Ever wanted to change the song streaming in the office but haven’t had the controls? Thanks to Spotify, some creative electronic rigging and the swing of an arm, those at Agency Republic don’t have to grin and bear it anymore.
Honda is honing in on an outstanding oxymoron. Aligned with its CR-V campaign, which encourages people to live life to the fullest, they’re challenging active pinners to take a break and get active by going out and doing the stuff they are pinning about.
Your Music School, a vocal coaching school in Hamburg, has found a way to accelerate course enrollment through vocal engagement. Prospects who visit their site have to sing to scrolls and surf, a very creative screening process.
Agency employees often cringe at the tediousness of time entry. But, as we all know, it’s essential to tracking profitability. To bribe its employees to track, JWT Brazil built a fridge full of free beer, electronically unlocked only when everyone’s time is in.
Cogoo is uniting street cultures with its innovative ‘Turntable Rider.’ The bicycle sharing company has successfully built a bike complete with turntable and mixer capabilities, giving wheels, brakes and handlebars all new meaning.
While Coca Cola’s Open Happiness tagline is generic, its tactics fall far from short. In its most recent ploy to be more experiential, its urged thirsty passersby to embrace its “Hug Me” machine, awarding affection with a Coke.
Leave it to IKEA to blow us away with an acutely organized ad. The Swedish space-saving solutions superstore took the idea of small to a whole new level, squeezing their entire store into a 300 x 250 pixel web banner.

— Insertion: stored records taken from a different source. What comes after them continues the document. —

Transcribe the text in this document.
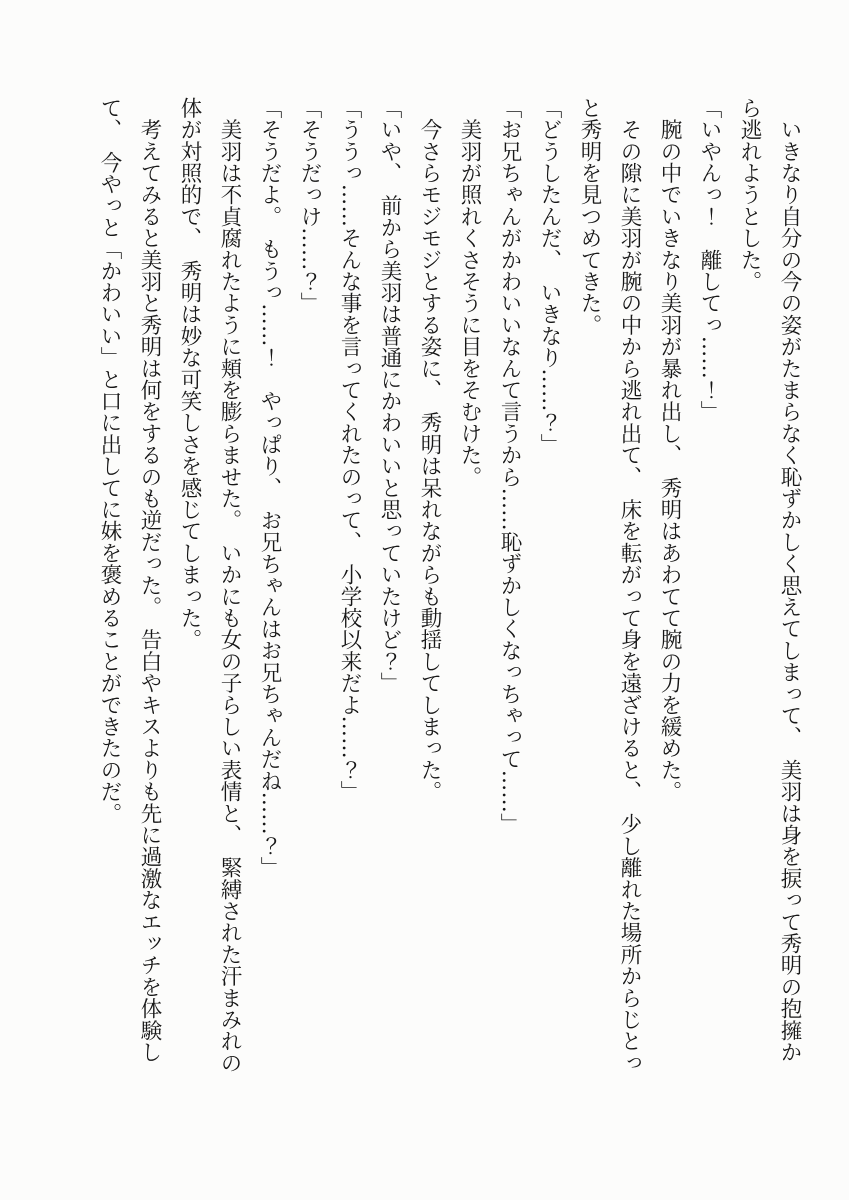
　いきなり自分の今の姿がたまらなく恥ずかしく思えてしまって、　美羽は身を捩って秀明の抱擁か
ら逃れようとした。
「いやんっ！　離してっ……！」
　腕の中でいきなり美羽が暴れ出し、　秀明はあわてて腕の力を緩めた。
　その隙に美羽が腕の中から逃れ出て、　床を転がって身を遠ざけると、　少し離れた場所からじとっ
と秀明を見つめてきた。
「どうしたんだ、　いきなり……？」
「お兄ちゃんがかわいいなんて言うから……恥ずかしくなっちゃって……」
　美羽が照れくさそうに目をそむけた。
　今さらモジモジとする姿に、　秀明は呆れながらも動揺してしまった。
「いや、　前から美羽は普通にかわいいと思っていたけど？」
「ううっ……そんな事を言ってくれたのって、　小学校以来だよ……？」
「そうだっけ……？」
「そうだよ。　もうっ……！　やっぱり、　お兄ちゃんはお兄ちゃんだね……？」
　美羽は不貞腐れたように頬を膨らませた。　いかにも女の子らしい表情と、　緊縛された汗まみれの
体が対照的で、　秀明は妙な可笑しさを感じてしまった。
　考えてみると美羽と秀明は何をするのも逆だった。　告白やキスよりも先に過激なエッチを体験し
て、　今やっと「かわいい」と口に出してに妹を褒めることができたのだ。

Leo Burnett is offering up a new and non-traditional ad space, Fred’s flesh! Fred, an employee of the agency, recently decided to get a QR code tattoo. To maximize the opportunity, the agency is tempting brands to be the first to advertise on Fred’s arm.
Chevy teamed up a technologically talented little Sonic with a graffiti artist to deliver the first ever robotic art car. Together they crafted an elaborate street mural, demonstrating the automakers’ agile abilities and embracing the unknown along the way.